À quoi pourrait ressembler le futur de l’intelligence artificielle dans notre poche ? Est-ce possible de révolutionner notre rapport à la technologie, alors même que les smartphones saturent nos vies depuis plus de quinze ans ? Sam Altman, PDG d’OpenAI, et Jony Ive, l’illustre designer d’Apple, affirment oui, mais à leur façon très singulière. Leurs dernières confidences lèvent un coin du voile sur leur mystérieux projet commun : un appareil d’IA qui, à en croire leurs propos, pourrait bousculer nos certitudes. Mais sommes-nous préparés à tant de simplicité ?
Peu d’informations concrètes filtrent pour l’instant : OpenAI a certes racheté la jeune pousse de design fondée par Ive, mais le secret reste bien gardé. Ce que l’on sait ? L’appareil serait “sans écran” et “de la taille d’une poche”. Pourtant, ces deux créateurs refusent d’en faire trop sur la technologie. Pourquoi insistent-ils autant sur “l’ambiance” du produit, plutôt que sur des caractéristiques techniques ? Derrière ce choix, faut-il voir le symptôme d’une ère lassée par l’exubérance numérique, ou le signe que ce gadget n’est pas si révolutionnaire qu’il n’y paraît ?
Sam Altman, dans une allusion à l’iPhone – qu’il juge comme le “summum” des produits grand public – explique vouloir dépasser le modèle du smartphone, devenu, selon lui, un générateur de distractions permanentes. Avons-nous effectivement perdu le contrôle, asservis par les notifications et le flux d’applications “piège à dopamine” ? Altman décrit avec une pointe d’agacement ce qu’il ressent en manipulant nos appareils actuels : équivalent technologique d’une traversée chaotique de Times Square, bruit, agitation, stimuli incessants. L’IA ne serait-elle pas au contraire, la promesse d’un retour au calme ?
Le pari d’Altman et Ive : dissocier intelligence et hyperstimulation, dans un objet à la simplicité presque naïve.
D’après leurs confidences à la Demo Day de l’Emerson Collective à San Francisco, leur futur dispositif marche sur un fil : être assez intelligent pour filtrer, contextualiser l’information, anticiper nos besoins, et surtout… savoir se faire oublier. L’utilisateur serait en confiance — jusqu’à déléguer à l’IA la gestion d’une partie de son quotidien, dans un climat d’apaisement rare en 2026. Mais n’est-il pas paradoxal d’imaginer qu’un objet truffé d’algorithmes puissants puisse instaurer le même calme qu’une balade au bord d’un lac ?
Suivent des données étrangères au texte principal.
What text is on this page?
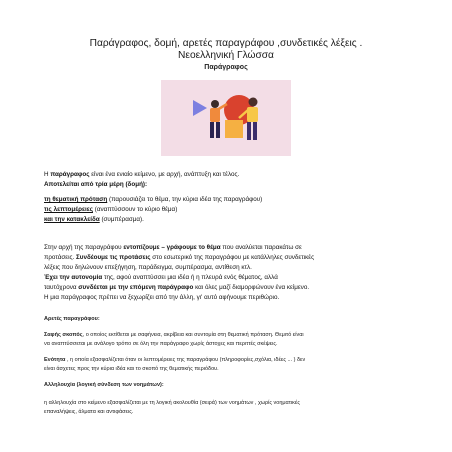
Παράγραφος, δομή, αρετές παραγράφου ,συνδετικές λέξεις .
Νεοελληνική Γλώσσα
Παράγραφος
Η παράγραφος είναι ένα ενιαίο κείμενο, με αρχή, ανάπτυξη και τέλος.
Αποτελείται από τρία μέρη (δομή):
τη θεματική πρόταση (παρουσιάζει το θέμα, την κύρια ιδέα της παραγράφου)
τις λεπτομέρειες (αναπτύσσουν το κύριο θέμα)
και την κατακλείδα (συμπέρασμα).
Στην αρχή της παραγράφου εντοπίζουμε – γράφουμε το θέμα που αναλύεται παρακάτω σε
προτάσεις. Συνδέουμε τις προτάσεις στο εσωτερικό της παραγράφου με κατάλληλες συνδετικές
λέξεις που δηλώνουν επεξήγηση, παράδειγμα, συμπέρασμα, αντίθεση κτλ.
Έχει την αυτονομία της, αφού αναπτύσσει μια ιδέα ή η πλευρά ενός θέματος, αλλά
ταυτόχρονα συνδέεται με την επόμενη παράγραφο και όλες μαζί διαμορφώνουν ένα κείμενο.
Η μια παράγραφος πρέπει να ξεχωρίζει από την άλλη, γι' αυτό αφήνουμε περιθώριο.
Αρετές παραγράφου:
Σαφής σκοπός, ο οποίος εκτίθεται με σαφήνεια, ακρίβεια και συντομία στη θεματική πρόταση. Θεμιτό είναι
να αναπτύσσεται με ανάλογο τρόπο σε όλη την παράγραφο χωρίς άστοχες και περιττές σκέψεις.
Ενότητα , η οποία εξασφαλίζεται όταν οι λεπτομέρειες της παραγράφου (πληροφορίες,σχόλια, ιδέες ... ) δεν
είναι άσχετες προς την κύρια ιδέα και το σκοπό της θεματικής περιόδου.
Αλληλουχία (λογική σύνδεση των νοημάτων):
η αλληλουχία στο κείμενο εξασφαλίζεται με τη λογική ακολουθία (σειρά) των νοημάτων , χωρίς νοηματικές
επαναλήψεις, άλματα και αντιφάσεις.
Derrière ces promesses de simplicité se cache une ambition démesurée. Sam Altman parle déjà de l’appareil comme d’un assistant, capable d’agir au bon moment, de respecter notre rythme, et apte à “comprendre la totalité de notre vie”. Les enjeux soulevés sont-ils purement ergonomiques, ou touchent-ils à l’intimité, voire à la confiance qu’on accorde à la machine ? Quelles sont les limites d’une telle “conscience contextuelle” au quotidien ?
Ive, fidèle à son style minimaliste, revendique une conception presque naïve de la technologie : ultra sophistiquée, mais d’une approche si simple qu’on l’utiliserait sans même y penser. Est-ce là la clé d’une adoption massive, ou ce minimalisme apparent masque-t-il une complexité bien plus inquiétante ?
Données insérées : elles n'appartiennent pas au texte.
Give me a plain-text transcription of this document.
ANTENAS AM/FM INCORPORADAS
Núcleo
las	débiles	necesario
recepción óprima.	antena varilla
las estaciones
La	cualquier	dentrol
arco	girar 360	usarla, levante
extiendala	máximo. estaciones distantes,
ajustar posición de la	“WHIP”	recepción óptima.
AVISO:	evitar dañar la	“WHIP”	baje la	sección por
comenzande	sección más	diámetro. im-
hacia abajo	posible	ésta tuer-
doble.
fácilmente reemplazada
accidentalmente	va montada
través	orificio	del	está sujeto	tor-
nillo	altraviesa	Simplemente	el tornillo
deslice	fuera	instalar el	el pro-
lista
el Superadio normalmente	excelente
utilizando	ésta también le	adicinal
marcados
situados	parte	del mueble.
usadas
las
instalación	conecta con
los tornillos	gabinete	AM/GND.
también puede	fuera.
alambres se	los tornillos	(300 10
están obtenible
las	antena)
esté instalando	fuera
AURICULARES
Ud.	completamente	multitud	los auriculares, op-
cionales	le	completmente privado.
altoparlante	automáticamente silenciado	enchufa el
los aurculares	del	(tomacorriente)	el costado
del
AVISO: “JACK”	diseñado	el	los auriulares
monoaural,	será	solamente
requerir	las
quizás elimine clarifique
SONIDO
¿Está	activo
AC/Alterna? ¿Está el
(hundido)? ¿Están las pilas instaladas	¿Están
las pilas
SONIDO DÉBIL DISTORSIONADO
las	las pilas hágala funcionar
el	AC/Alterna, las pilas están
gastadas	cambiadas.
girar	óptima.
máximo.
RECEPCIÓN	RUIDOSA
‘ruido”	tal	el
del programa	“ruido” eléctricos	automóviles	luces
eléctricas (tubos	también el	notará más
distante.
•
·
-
On le sait – c’est la mode – les grandes annonces s’accompagnent désormais de délais allongés : Ive promet une commercialisation “dans moins de deux ans”. D’ici là, le secret restera-t-il entier ? Quelle véritable rupture OpenAI et le designer star apporteraient-ils, alors que nos poches — et nos cerveaux — sont déjà saturés d’outils connectés ?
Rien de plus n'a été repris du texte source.